One does not need to be a scholar to conclude that the government’s ambivalence and ineptitude in implementing spatial integration policies have failed. The upgrading of informal settlements is not happening at pace. The government’s failure to use its expropriation powers, especially regarding abandoned buildings, is well-documented.
It is inescapable that the government must urgently implement regulatory policies that require a unitary repository for the application and finalisation of zoning applications.
But the promise of a spatially equal and integrated society does not solely lie on the shoulders of the government. It also requires us, the elite, to reflect and probe our flawed and skewed concepts of contempt for poverty and by extension contempt for poor people.
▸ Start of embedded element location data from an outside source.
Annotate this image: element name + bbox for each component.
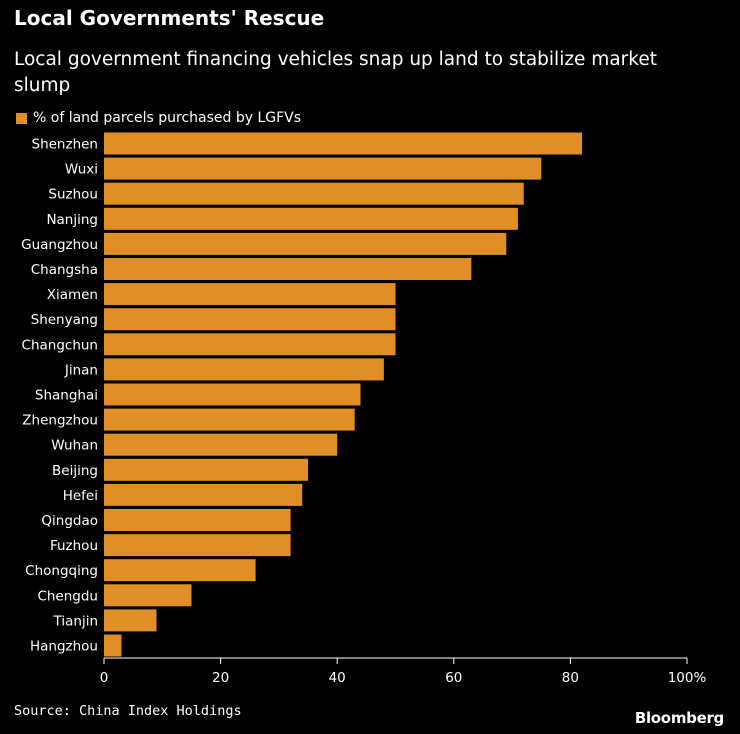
bar-shenzhen [104, 132, 583, 155]
category-label: Hefei [63, 488, 98, 504]
category-label: Qingdao [41, 513, 98, 529]
category-label: Fuzhou [50, 538, 98, 554]
bar-wuhan [104, 433, 338, 456]
category-label: Wuxi [65, 162, 98, 178]
bar-suzhou [104, 182, 524, 205]
category-label: Changsha [31, 262, 98, 278]
category-label: Jinan [64, 362, 98, 378]
bar-guangzhou [104, 232, 507, 255]
x-tick-label: 60 [445, 670, 462, 686]
bar-beijing [104, 458, 309, 481]
legend: % of land parcels purchased by LGFVs [16, 110, 301, 126]
category-label: Tianjin [53, 613, 98, 629]
bar-chongqing [104, 559, 256, 582]
chart-subtitle: Local government financing vehicles snap… [14, 49, 657, 96]
bar-changchun [104, 333, 396, 356]
chart-title: Local Governments' Rescue [14, 6, 325, 30]
bar-tianjin [104, 609, 157, 632]
bar-fuzhou [104, 534, 291, 557]
bloomberg-logo: Bloomberg [634, 709, 724, 727]
category-label: Xiamen [47, 287, 98, 303]
category-label: Chengdu [37, 588, 98, 604]
category-label: Shenzhen [32, 137, 99, 153]
category-label: Wuhan [51, 438, 98, 454]
bar-chengdu [104, 584, 192, 607]
x-tick-label: 100% [668, 670, 707, 686]
bar-hefei [104, 483, 303, 506]
x-tick-label: 40 [329, 670, 346, 686]
bar-jinan [104, 358, 384, 381]
category-label: Nanjing [46, 212, 98, 228]
bar-xiamen [104, 283, 396, 306]
category-label: Shenyang [31, 312, 98, 328]
x-tick-label: 20 [212, 670, 229, 686]
legend-label: % of land parcels purchased by LGFVs [33, 110, 302, 126]
bar-changsha [104, 258, 472, 280]
bar-shanghai [104, 383, 361, 406]
bar-nanjing [104, 207, 518, 230]
bar-wuxi [104, 157, 542, 180]
source-note: Source: China Index Holdings [14, 703, 242, 719]
x-tick-label: 80 [562, 670, 579, 686]
category-label: Shanghai [35, 388, 98, 404]
bar-hangzhou [104, 634, 122, 657]
category-label: Beijing [52, 463, 98, 479]
category-label: Hangzhou [30, 639, 98, 655]
category-label: Suzhou [48, 187, 98, 203]
x-tick-label: 0 [100, 670, 109, 686]
bar-shenyang [104, 308, 396, 331]
bar-zhengzhou [104, 408, 355, 431]
category-label: Chongqing [25, 563, 98, 579]
category-label: Zhengzhou [22, 413, 98, 429]
category-label: Guangzhou [21, 237, 98, 253]
legend-swatch [16, 112, 27, 124]
category-label: Changchun [22, 337, 98, 353]
bar-qingdao [104, 509, 291, 531]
It is in our preoccupation with our notions of Nimbyism (“Not in my back yard”) that impede any meaningful progress, but where the solution involved a joint effort between the government and the management of the school in resolving the issue. Imagine if our solutions were focused on bridging spatial gaps not only in schools but where we live and work.
Bulelwa Mabasa is a director and head of the land reform restitution and tenure practice at Werksmans Attorneys. She serves as the only attorney on the presidential advisory panel on land reform and is the co-author and co-editor of Land in South Africa: Contested Meanings and Nation-Formation and her memoir, My Land Obsession. She writes in her personal capacity.
The views expressed are those of the author and do not necessarily reflect the official policy or position of the Mail & Guardian.